TIME TO MOVE TO HEART OF STUNT: PENSION REFORM
Gov. Pat Quinn wants to milk his bid to withhold legislators’ pay for as long as humanly possible. Not surprising. It was an excellent stunt — withholding pay until timid lawmakers cut state employee pension costs.
But on Friday Quinn lost two more rounds in court, significantly decreasing the odds that he will prevail,
The circus value on this is nearly tapped out. And like Quinn himself, we’d like to turn to the long-awaited pension cost-cutting plan that is due from a special legislative committee. That bipartisan group has been at work, constructively, all summer long.
The basics of a cost-cutting plan were agreed upon by the committee weeks ago — relying largely on reducing retiree costof-living annual increases, which is where the real savings potential lies.
But the committee can’t get over the finish line.
The big snag, we understand, is a new list of demands unveiled by committee Republicans two weeks ago and a new total savings target — $150 billion, up from an agreed-upon $140 billion. We want more savings, too, but what’s maddening is that most of the Republican demands don’t amount to much.

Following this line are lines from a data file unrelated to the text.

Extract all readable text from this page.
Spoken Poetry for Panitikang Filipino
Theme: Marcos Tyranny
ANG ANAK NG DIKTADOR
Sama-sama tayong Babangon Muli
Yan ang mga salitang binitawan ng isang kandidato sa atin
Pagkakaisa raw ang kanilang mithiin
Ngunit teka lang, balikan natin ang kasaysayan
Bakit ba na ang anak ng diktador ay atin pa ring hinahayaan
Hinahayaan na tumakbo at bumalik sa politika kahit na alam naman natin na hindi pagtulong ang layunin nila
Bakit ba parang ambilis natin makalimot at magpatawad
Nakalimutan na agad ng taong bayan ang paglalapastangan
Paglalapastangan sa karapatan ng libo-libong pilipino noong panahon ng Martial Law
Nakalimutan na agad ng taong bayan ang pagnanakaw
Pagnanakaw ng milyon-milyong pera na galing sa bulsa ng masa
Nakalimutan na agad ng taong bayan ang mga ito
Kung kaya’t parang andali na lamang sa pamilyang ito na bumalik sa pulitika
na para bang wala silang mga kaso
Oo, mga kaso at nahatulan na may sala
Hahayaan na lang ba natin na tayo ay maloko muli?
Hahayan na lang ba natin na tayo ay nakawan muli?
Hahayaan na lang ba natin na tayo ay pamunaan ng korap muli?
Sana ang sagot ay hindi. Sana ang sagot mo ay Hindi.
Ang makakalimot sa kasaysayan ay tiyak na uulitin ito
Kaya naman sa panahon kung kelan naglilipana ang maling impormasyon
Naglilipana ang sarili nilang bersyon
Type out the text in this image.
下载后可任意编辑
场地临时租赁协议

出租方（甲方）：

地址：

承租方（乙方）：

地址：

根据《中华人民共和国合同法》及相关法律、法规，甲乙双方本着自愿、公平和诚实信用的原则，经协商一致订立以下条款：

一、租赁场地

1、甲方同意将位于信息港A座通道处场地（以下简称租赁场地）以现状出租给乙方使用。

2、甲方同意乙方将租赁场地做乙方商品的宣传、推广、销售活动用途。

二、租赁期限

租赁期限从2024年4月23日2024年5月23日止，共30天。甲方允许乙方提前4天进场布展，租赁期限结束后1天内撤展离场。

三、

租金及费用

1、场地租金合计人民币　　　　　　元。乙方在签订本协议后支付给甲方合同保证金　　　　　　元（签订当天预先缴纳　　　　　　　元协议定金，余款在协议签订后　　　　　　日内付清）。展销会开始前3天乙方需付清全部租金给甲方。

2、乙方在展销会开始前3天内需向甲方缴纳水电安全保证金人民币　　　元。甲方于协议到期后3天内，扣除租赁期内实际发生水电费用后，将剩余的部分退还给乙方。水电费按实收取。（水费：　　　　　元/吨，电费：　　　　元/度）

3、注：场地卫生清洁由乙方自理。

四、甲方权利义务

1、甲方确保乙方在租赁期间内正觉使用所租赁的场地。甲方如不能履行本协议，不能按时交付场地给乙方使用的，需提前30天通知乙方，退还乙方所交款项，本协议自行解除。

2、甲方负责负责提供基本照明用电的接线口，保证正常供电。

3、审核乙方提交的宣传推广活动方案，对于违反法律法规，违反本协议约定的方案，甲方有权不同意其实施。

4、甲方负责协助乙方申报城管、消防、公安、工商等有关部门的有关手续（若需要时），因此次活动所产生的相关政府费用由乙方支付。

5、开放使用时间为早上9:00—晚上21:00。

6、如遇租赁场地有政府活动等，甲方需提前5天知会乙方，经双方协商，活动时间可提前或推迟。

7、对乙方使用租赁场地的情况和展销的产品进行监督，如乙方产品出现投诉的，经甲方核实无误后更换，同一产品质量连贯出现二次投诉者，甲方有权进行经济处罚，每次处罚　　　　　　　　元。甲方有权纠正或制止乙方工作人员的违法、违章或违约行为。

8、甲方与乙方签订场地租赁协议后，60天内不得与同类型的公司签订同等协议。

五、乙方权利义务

They’re pressing for things like raising the retirement age, raising the employee contribution and creating a 401(k) option. Those sound good but would barely move the cost-savings needle.
Their demand to reduce the COLA further is worth considering. And the Republicans should reconsider a big savings idea they’ve unwisely rejected: shifting from the state to local school districts the costs of employee pensions over time.
Instead, the Republicans seem to be stuck on easy symbolism. They want to look tough by inflicting more pain on individual retirees, though the savings aren’t there and their demands could derail the whole effort just as a deal is in sight. They risk tossing aside a long summer of fruitful negotiations.
The main goal of the committee was to find a compromise between two cost- cutting plans that came up short in last spring’s legislative session. One plan, known as SB1, inflicted more pain on retirees than a union-backed plan. The nearly final plan is much closer to SB1.
One side, largely the Democrats, has compromised far more than the other. Republicans need to admit that, focus on substance instead of symbolism, and push this plan over the finish line.